A onetime aide to former Rep. Howard Berman (D-Valley Village) said he is going to try to unseat the man who defeated his boss in a bitter 2012 election.
But this is no grudge match, activist Marc Litchman said Thursday. His main goal in challenging Rep. Brad Sherman (D-Sherman Oaks) this year is to improve public education. And his biggest target is the nation's second-largest school district.
"Elect me to Congress and the first bill I introduce will be to break up the Los Angeles Unified School District," Litchman said in a statement Wednesday announcing his candidacy.
"Students and teachers will perform better, parents will be more involved and our communities will make a stronger investment in a local school district that is easier to manage and can be held accountable for academic excellence and achievement," Litchman added.

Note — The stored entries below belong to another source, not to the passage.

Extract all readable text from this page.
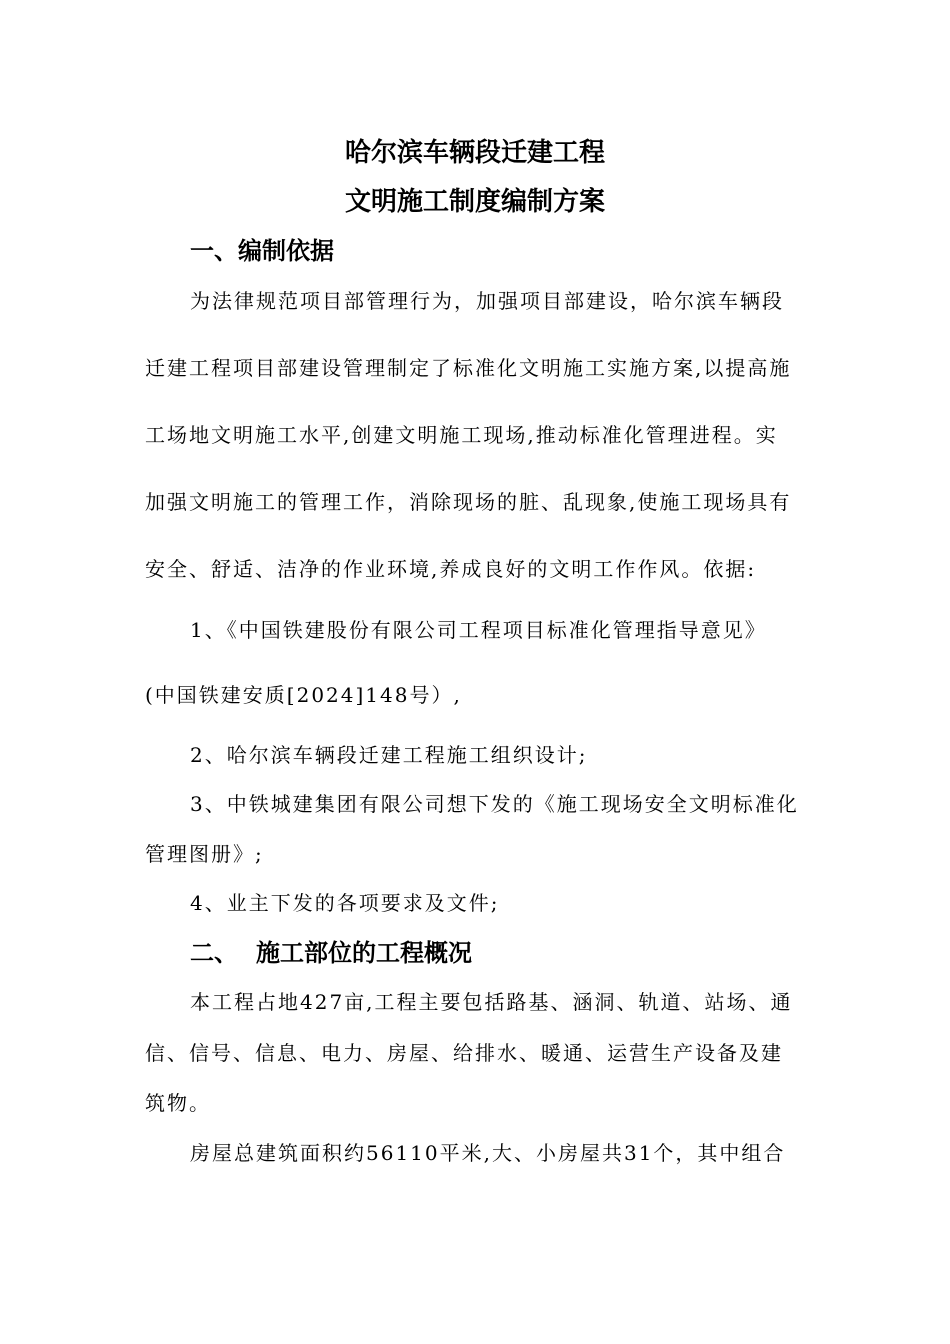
哈尔滨车辆段迁建工程
文明施工制度编制方案
一、编制依据
为法律规范项目部管理行为，加强项目部建设，哈尔滨车辆段
迁建工程项目部建设管理制定了标准化文明施工实施方案,以提高施
工场地文明施工水平,创建文明施工现场,推动标准化管理进程。实
加强文明施工的管理工作，消除现场的脏、乱现象,使施工现场具有
安全、舒适、洁净的作业环境,养成良好的文明工作作风。依据:
1、《中国铁建股份有限公司工程项目标准化管理指导意见》
(中国铁建安质[2024]148号）,
2、哈尔滨车辆段迁建工程施工组织设计;
3、中铁城建集团有限公司想下发的《施工现场安全文明标准化
管理图册》;
4、业主下发的各项要求及文件;
二、 施工部位的工程概况
本工程占地427亩,工程主要包括路基、涵洞、轨道、站场、通
信、信号、信息、电力、房屋、给排水、暖通、运营生产设备及建
筑物。
房屋总建筑面积约56110平米,大、小房屋共31个，其中组合
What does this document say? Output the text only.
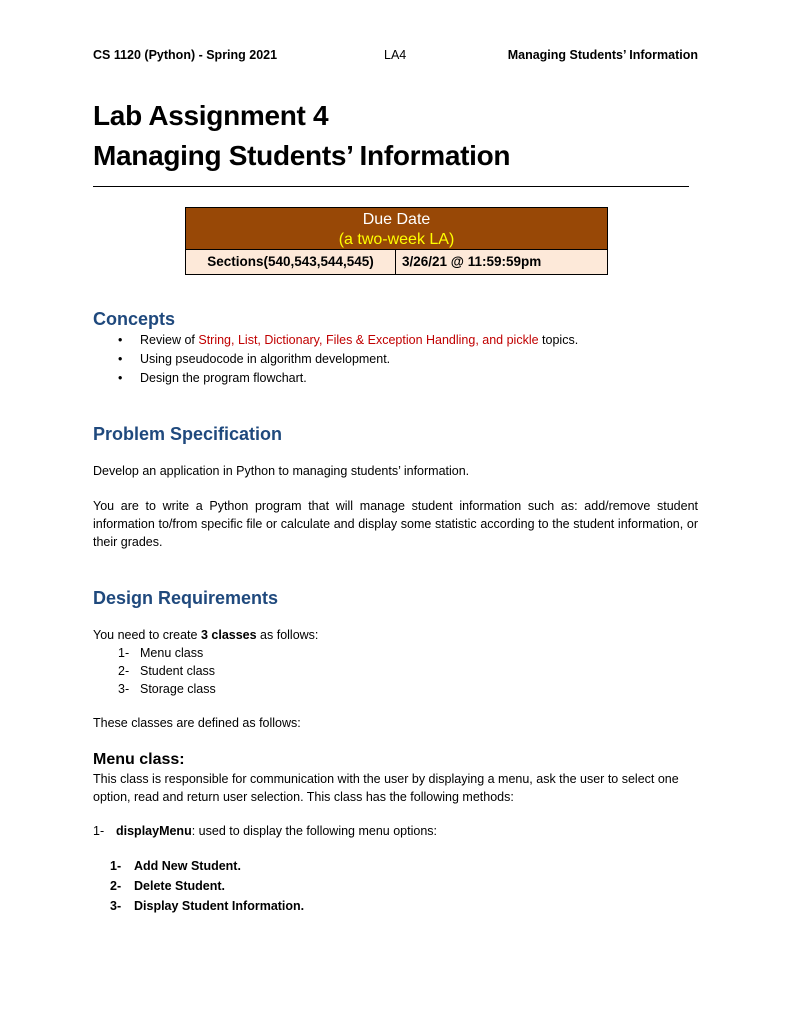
CS 1120 (Python) - Spring 2021	LA4	Managing Students’ Information
Lab Assignment 4
Managing Students’ Information
Due Date
(a two-week LA)
Sections(540,543,544,545)	3/26/21 @ 11:59:59pm
Concepts
• Review of String, List, Dictionary, Files & Exception Handling, and pickle topics.
• Using pseudocode in algorithm development.
• Design the program flowchart.
Problem Specification
Develop an application in Python to managing students’ information.
You are to write a Python program that will manage student information such as: add/remove student information to/from specific file or calculate and display some statistic according to the student information, or their grades.
Design Requirements
You need to create 3 classes as follows:
1- Menu class
2- Student class
3- Storage class
These classes are defined as follows:
Menu class:
This class is responsible for communication with the user by displaying a menu, ask the user to select one option, read and return user selection. This class has the following methods:
1- displayMenu: used to display the following menu options:
1- Add New Student.
2- Delete Student.
3- Display Student Information.
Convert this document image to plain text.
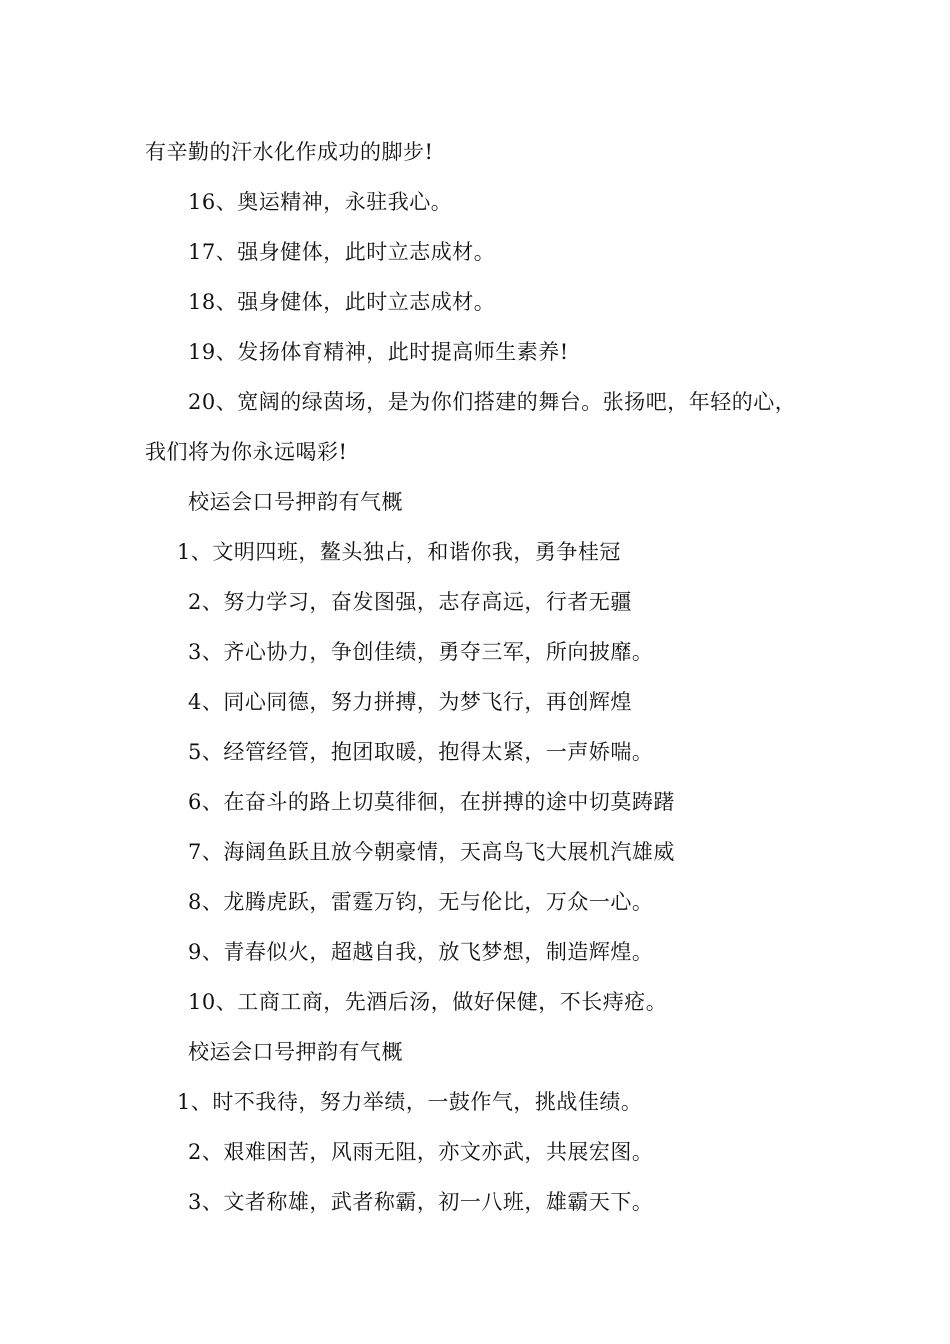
有辛勤的汗水化作成功的脚步!
16、奥运精神，永驻我心。
17、强身健体，此时立志成材。
18、强身健体，此时立志成材。
19、发扬体育精神，此时提高师生素养!
20、宽阔的绿茵场，是为你们搭建的舞台。张扬吧，年轻的心，
我们将为你永远喝彩!
校运会口号押韵有气概
1、文明四班，鳌头独占，和谐你我，勇争桂冠
2、努力学习，奋发图强，志存高远，行者无疆
3、齐心协力，争创佳绩，勇夺三军，所向披靡。
4、同心同德，努力拼搏，为梦飞行，再创辉煌
5、经管经管，抱团取暖，抱得太紧，一声娇喘。
6、在奋斗的路上切莫徘徊，在拼搏的途中切莫踌躇
7、海阔鱼跃且放今朝豪情，天高鸟飞大展机汽雄威
8、龙腾虎跃，雷霆万钧，无与伦比，万众一心。
9、青春似火，超越自我，放飞梦想，制造辉煌。
10、工商工商，先酒后汤，做好保健，不长痔疮。
校运会口号押韵有气概
1、时不我待，努力举绩，一鼓作气，挑战佳绩。
2、艰难困苦，风雨无阻，亦文亦武，共展宏图。
3、文者称雄，武者称霸，初一八班，雄霸天下。
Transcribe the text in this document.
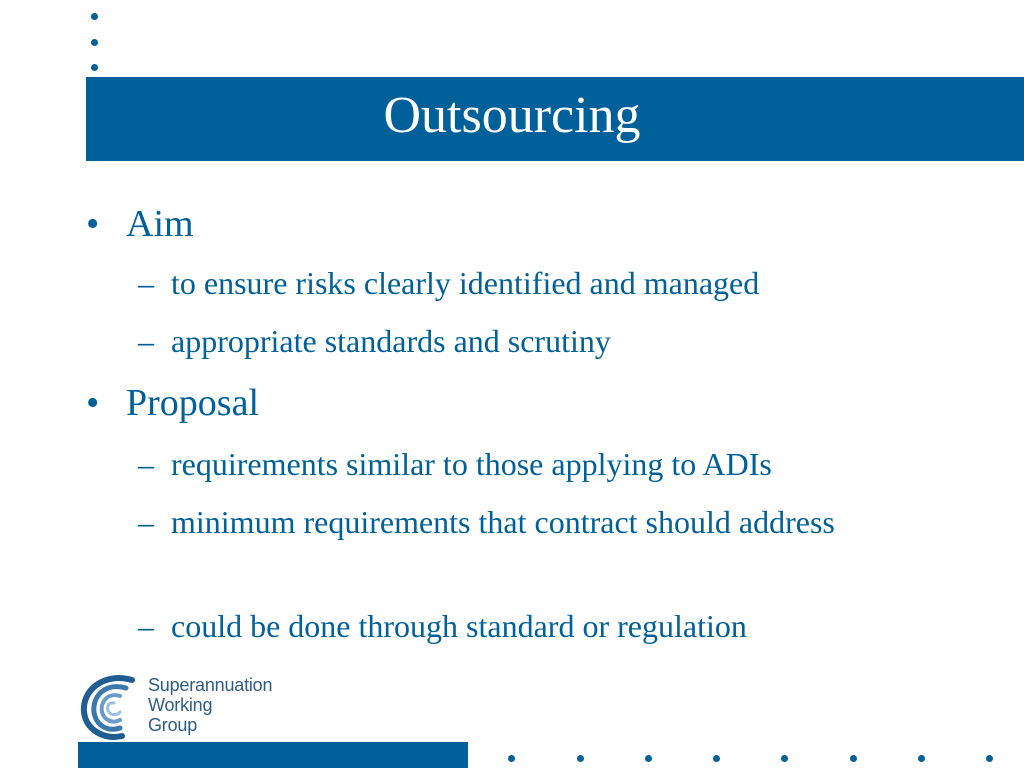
Outsourcing
• Aim
– to ensure risks clearly identified and managed
– appropriate standards and scrutiny
• Proposal
– requirements similar to those applying to ADIs
– minimum requirements that contract should address
– could be done through standard or regulation
Superannuation
Working
Group
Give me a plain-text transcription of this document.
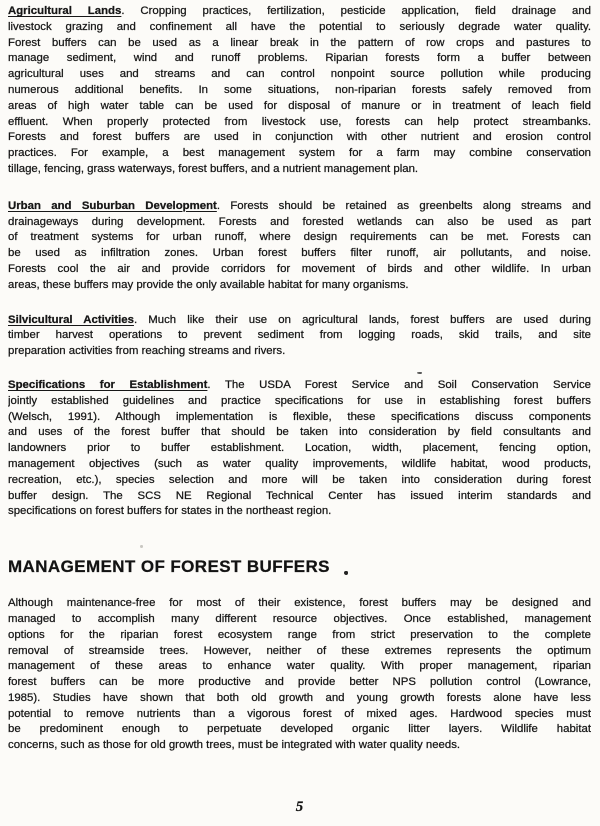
Agricultural Lands. Cropping practices, fertilization, pesticide application, field drainage and
livestock grazing and confinement all have the potential to seriously degrade water quality.
Forest buffers can be used as a linear break in the pattern of row crops and pastures to
manage sediment, wind and runoff problems. Riparian forests form a buffer between
agricultural uses and streams and can control nonpoint source pollution while producing
numerous additional benefits. In some situations, non-riparian forests safely removed from
areas of high water table can be used for disposal of manure or in treatment of leach field
effluent. When properly protected from livestock use, forests can help protect streambanks.
Forests and forest buffers are used in conjunction with other nutrient and erosion control
practices. For example, a best management system for a farm may combine conservation
tillage, fencing, grass waterways, forest buffers, and a nutrient management plan.
Urban and Suburban Development. Forests should be retained as greenbelts along streams and
drainageways during development. Forests and forested wetlands can also be used as part
of treatment systems for urban runoff, where design requirements can be met. Forests can
be used as infiltration zones. Urban forest buffers filter runoff, air pollutants, and noise.
Forests cool the air and provide corridors for movement of birds and other wildlife. In urban
areas, these buffers may provide the only available habitat for many organisms.
Silvicultural Activities. Much like their use on agricultural lands, forest buffers are used during
timber harvest operations to prevent sediment from logging roads, skid trails, and site
preparation activities from reaching streams and rivers.
Specifications for Establishment. The USDA Forest Service and Soil Conservation Service
jointly established guidelines and practice specifications for use in establishing forest buffers
(Welsch, 1991). Although implementation is flexible, these specifications discuss components
and uses of the forest buffer that should be taken into consideration by field consultants and
landowners prior to buffer establishment. Location, width, placement, fencing option,
management objectives (such as water quality improvements, wildlife habitat, wood products,
recreation, etc.), species selection and more will be taken into consideration during forest
buffer design. The SCS NE Regional Technical Center has issued interim standards and
specifications on forest buffers for states in the northeast region.
MANAGEMENT OF FOREST BUFFERS
Although maintenance-free for most of their existence, forest buffers may be designed and
managed to accomplish many different resource objectives. Once established, management
options for the riparian forest ecosystem range from strict preservation to the complete
removal of streamside trees. However, neither of these extremes represents the optimum
management of these areas to enhance water quality. With proper management, riparian
forest buffers can be more productive and provide better NPS pollution control (Lowrance,
1985). Studies have shown that both old growth and young growth forests alone have less
potential to remove nutrients than a vigorous forest of mixed ages. Hardwood species must
be predominent enough to perpetuate developed organic litter layers. Wildlife habitat
concerns, such as those for old growth trees, must be integrated with water quality needs.
5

His campaign slogan? "Size matters."
Sherman and Berman clashed famously in a bruising intra-party fight for a San Fernando Valley congressional seat after the state's redrawn voting maps put them in the same strongly Democratic district. A new "top two" primary system had them battling it out right up until the November general election.
Litchman, 55, a Democrat, said he worked in Berman's district office from 1986 to 1990. He is the founder of a nonprofit land trust to acquire property for new schools.
In what seemed reminiscent of his former boss' campaign playbook, Litchman, in his campaign announcement, took some swipes at Sherman before returning to his main theme.
"Let Washington wallow in partisanship and petty politics," Litchman said. "Our work is here, at home, rebuilding our public schools and providing our children with the finest education possible."